What are the most important statisticians, and what is it that made them famous?
(Reply just one scientist per answer please.)
Reverend Thomas Bayes for discovering Bayes' theorem
Ronald Fisher for his fundamental contributions to the way we analyze data, whether it be the analysis of variance framework, maximum likelihood, permutation tests, or any number of other ground-breaking discoveries.
John Tukey for Fast Fourier Transforms, exploratory data analysis (EDA), box plots, projection pursuit, jackknife (along with Quenouille). Coined the words "software" and "bit".
Karl Pearson for his work on mathematical statistics. Pearson correlation, Chi-square test, and principal components analysis are just a few of the incredibly important ideas that stem from his works.
Carl Gauss for least squares estimation.
William Sealy Gosset for Student's t-distribution and the statistically-driven improvement of beer.
Andrey Nikolayevich Kolmogorov, for putting probability theory on a rigorous mathematical footing. While he was a mathematician, not a statistician, undoubtedly his work is important in many branches of statistics.
Pierre-Simon Laplace for work on fundamentals of (Bayesian) probability.
Francis Galton for discovering statistical correlation and promoting regression.
George Box for his work on time series, designed experiments and elucidating the iterative nature of scientific discovery (proposing and testing models).
Andrey Markov for stochastic processes and markov chains.
How has Sir David Roxbee Cox not been mentioned yet?
Some feats: Cox proportional hazards models, experimental design, he did a lot of work on stochastic processes and binary data. He also advised many students who went on to do great work (Hinkley, McCullagh, Little, Atkinson, etc.)
And the man was knighted!
Leo Breiman for CART, bagging, and random forests.
Harold Jeffreys for revival of Bayesian interpretation of probability.
Edwin Thompson Jaynes for work on objective Bayesian methods, particularly MaxEnt and transformation groups.
C.R. Rao for the Rao–Blackwell theorem and the Cramer-Rao bound.
Florence Nightingale for being "a true pioneer in the graphical representation of statistics" and developing the polar area diagram. Yes, that Florence Nightingale!
Blaise Pascal and Pierre de Fermat for creating the theory of probability and inventing the idea of expected value (1654) in order to solve a problem grounded in statistical observations (from gambling).
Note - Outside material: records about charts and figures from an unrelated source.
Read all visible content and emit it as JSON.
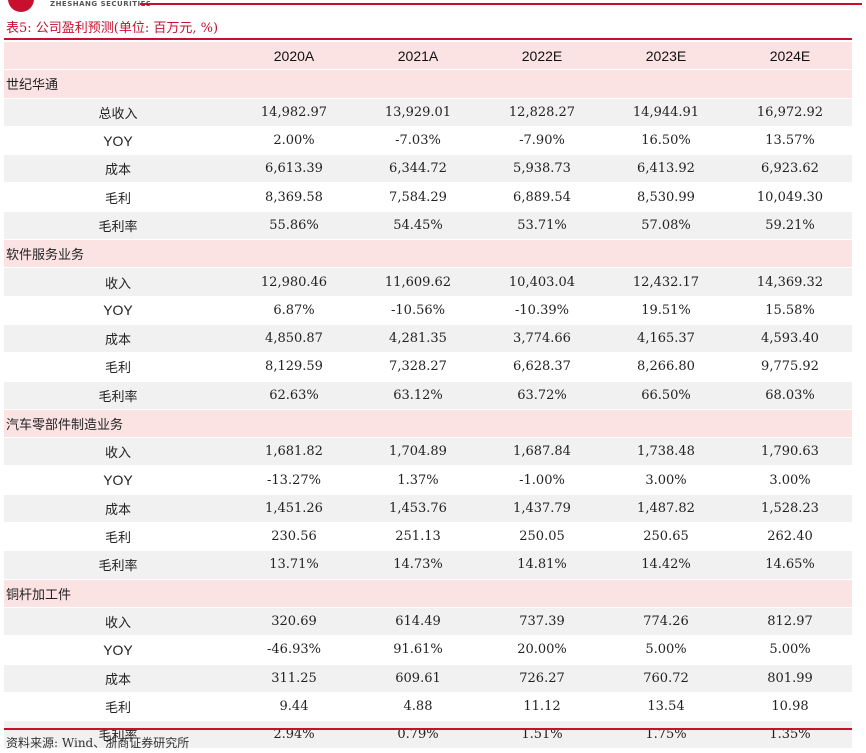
{
  "header": {
    "brand_en": "ZHESHANG SECURITIES",
    "caption": "表5:  公司盈利预测(单位: 百万元, %)"
  },
  "table": {
    "columns": [
      "2020A",
      "2021A",
      "2022E",
      "2023E",
      "2024E"
    ],
    "sections": [
      {
        "name": "世纪华通",
        "rows": [
          {
            "label": "总收入",
            "values": [
              "14,982.97",
              "13,929.01",
              "12,828.27",
              "14,944.91",
              "16,972.92"
            ]
          },
          {
            "label": "YOY",
            "values": [
              "2.00%",
              "-7.03%",
              "-7.90%",
              "16.50%",
              "13.57%"
            ]
          },
          {
            "label": "成本",
            "values": [
              "6,613.39",
              "6,344.72",
              "5,938.73",
              "6,413.92",
              "6,923.62"
            ]
          },
          {
            "label": "毛利",
            "values": [
              "8,369.58",
              "7,584.29",
              "6,889.54",
              "8,530.99",
              "10,049.30"
            ]
          },
          {
            "label": "毛利率",
            "values": [
              "55.86%",
              "54.45%",
              "53.71%",
              "57.08%",
              "59.21%"
            ]
          }
        ]
      },
      {
        "name": "软件服务业务",
        "rows": [
          {
            "label": "收入",
            "values": [
              "12,980.46",
              "11,609.62",
              "10,403.04",
              "12,432.17",
              "14,369.32"
            ]
          },
          {
            "label": "YOY",
            "values": [
              "6.87%",
              "-10.56%",
              "-10.39%",
              "19.51%",
              "15.58%"
            ]
          },
          {
            "label": "成本",
            "values": [
              "4,850.87",
              "4,281.35",
              "3,774.66",
              "4,165.37",
              "4,593.40"
            ]
          },
          {
            "label": "毛利",
            "values": [
              "8,129.59",
              "7,328.27",
              "6,628.37",
              "8,266.80",
              "9,775.92"
            ]
          },
          {
            "label": "毛利率",
            "values": [
              "62.63%",
              "63.12%",
              "63.72%",
              "66.50%",
              "68.03%"
            ]
          }
        ]
      },
      {
        "name": "汽车零部件制造业务",
        "rows": [
          {
            "label": "收入",
            "values": [
              "1,681.82",
              "1,704.89",
              "1,687.84",
              "1,738.48",
              "1,790.63"
            ]
          },
          {
            "label": "YOY",
            "values": [
              "-13.27%",
              "1.37%",
              "-1.00%",
              "3.00%",
              "3.00%"
            ]
          },
          {
            "label": "成本",
            "values": [
              "1,451.26",
              "1,453.76",
              "1,437.79",
              "1,487.82",
              "1,528.23"
            ]
          },
          {
            "label": "毛利",
            "values": [
              "230.56",
              "251.13",
              "250.05",
              "250.65",
              "262.40"
            ]
          },
          {
            "label": "毛利率",
            "values": [
              "13.71%",
              "14.73%",
              "14.81%",
              "14.42%",
              "14.65%"
            ]
          }
        ]
      },
      {
        "name": "铜杆加工件",
        "rows": [
          {
            "label": "收入",
            "values": [
              "320.69",
              "614.49",
              "737.39",
              "774.26",
              "812.97"
            ]
          },
          {
            "label": "YOY",
            "values": [
              "-46.93%",
              "91.61%",
              "20.00%",
              "5.00%",
              "5.00%"
            ]
          },
          {
            "label": "成本",
            "values": [
              "311.25",
              "609.61",
              "726.27",
              "760.72",
              "801.99"
            ]
          },
          {
            "label": "毛利",
            "values": [
              "9.44",
              "4.88",
              "11.12",
              "13.54",
              "10.98"
            ]
          },
          {
            "label": "毛利率",
            "values": [
              "2.94%",
              "0.79%",
              "1.51%",
              "1.75%",
              "1.35%"
            ]
          }
        ]
      }
    ]
  },
  "footer": {
    "source": "资料来源: Wind、浙商证券研究所"
  },
  "colors": {
    "accent": "#c8102e",
    "section_bg": "#fbe3e4",
    "stripe_bg": "#f1f1f1"
  }
}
W. Edwards Deming for promoting statistical process control
George Dantzig for the Simplex Method, and for being the student who mistook two open statistics problems that Neyman had written on the board for homework problems, and in his "ignorance" solving them. I'd vote for him just for the story.
Samuel S. Wilks was a leader in the development of mathematical statistics. He developed the theorem on the distribution of the likelihood ratio, a fundamental result that is used in a wide variety of situations.
He also helped found the Princeton statistics department, where he was Fred Mosteller's advisor, among others, and has a prestigious ASA award named after him.
John Nelder, for providing us the now omnipresent generalized linear model framework. By his approach of unifying various standard statistical models and its estimation method, the iteratively reweighted least squares method for ML, he gave us tools that we are using now in almost all applied and theoretical concepts that are related to exponential family models. Not to mention his contributions to optimization as the superb Nelder-Mead-Algorithm.
Lucien Le Cam for his contribution to mathematical statistics. (maybe Local asymptotic normality and contiguity made him famous)
Leland Wilkinson for his contribution to statistical graphics.
David Donoho development of multiscale ideas in statistics, and a lot of theoretically justified while practically very efficient ideas in very high dimensional statistics, CHA: computational harmonic analysis,...
Adolphe Quetelet for his work on the "average man", and for pioneering the use of statistics in the social sciences. Before him, statistics were largely confined to the physical sciences (astronomy, in particular).